Die Mitgliedschaft in einem Arbeitgeberverband ohne Tarifbindung (OT-Mitgliedschaft) verhindert die Tarifbindung an die von dem Verband abgeschlossenen Tarifverträge. Die Wirksamkeit einer solchen Mitgliedschaft hat das Bundesarbeitsgericht bereits bejaht. Arbeitgeberverbände können in ihren Satzungen selbst definieren, ob eine Mitgliedschaft mit Tarifbindung begründet oder beendet werden soll. Das Bundesarbeitsgericht hat nun seine Rechtsprechung zu den Anforderungen an die Satzung eines Arbeitgeberverbandes präzisiert (BAG, Urt. v. 22.4.2009 – 4 AZR 111/08 -, BB 2009, 1013). Wir möchten die wesentlichen Hinweise des Vierten Senates für die Praxis nachfolgend erläutern.

I. Ausgangslage

Die OT-Mitgliedschaft in einem Arbeitgeberverband hat zur Folge, dass der Arbeitgeber an die Tarifverträge des Verbandes nicht gebunden ist. Tritt er von vornherein als OT-Mitglied ein, ist er zu keinem Zeitpunkt an die Tarifverträge gebunden. Viele Satzungen sehen aber auch vor, dass Mitglieder jederzeit in den OT-Status wechseln können. In diesem Fall bleibt die Bindung an den bisherigen Tarifvertrag nach § 3 Abs. 3 TVG bzw. § 4 Abs. 5 TVG erhalten, bis es zu Änderungen des Tarifvertrages kommt. Alle Änderungen bzw. Neuabschlüsse gelten dann für das OT-Mitglied nicht mehr.
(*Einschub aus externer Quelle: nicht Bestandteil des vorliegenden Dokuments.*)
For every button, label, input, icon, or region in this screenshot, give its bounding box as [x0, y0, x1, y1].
In dem der hier zu besprechenden Entscheidung zugrunde liegenden Fall wechselte der Arbeitgeber in den OT-Status und gab die günstigeren Tarifänderungen ab dem Zeitpunkt des Wechsels dann (konsequent) nicht mehr an die Arbeitnehmer weiter. Die Arbeitnehmerin berief sich in ihrem Prozess auf die Unwirksamkeit des Wechsels und auf die damit fortbestehende Tarifbindung und machte die weitergehenden tariflichen Ansprüche im Wege einer Zahlungsklage geltend. Maßgeblich für die Beurteilung war damit die Frage, ob die Satzung des Arbeitgeberverbandes rechtswirksam war und ein zulässiger Wechsel in den OT-Status erfolgt ist.

II. Eindeutige Trennung notwendig!

Die Verbandsmitgliedschaft mit Tarifbindung gem. § 3 Abs. 1 TVG muss von einer Verbandsmitgliedschaft ohne Tarifbindung eindeutig abgrenzbar sein. Die Funktionsfähigkeit der Tarifautonomie erfordert im Hinblick auf den Abschluss von Tarifverträgen und deren zwingende normative Wirkung den Gleichlauf von Verantwortlichkeit und Betroffenheit bezüglich der tariflichen Vereinbarungen. Nur so ist die Unterwerfung der Mitglieder unter die Norm des Tarifvertrages legitimiert. Die zu treffenden Entscheidungen im Rahmen der Tarifvertragsverhandlungen können und dürfen nur von denjenigen Verbandsmitgliedern getroffen werden, die an den verhandelten und letztlich vereinbarten Tarifvertrag auch später gebunden sind. Dies schließt es aus, dass OT-Mitglieder an diesen Entscheidungen beteiligt werden.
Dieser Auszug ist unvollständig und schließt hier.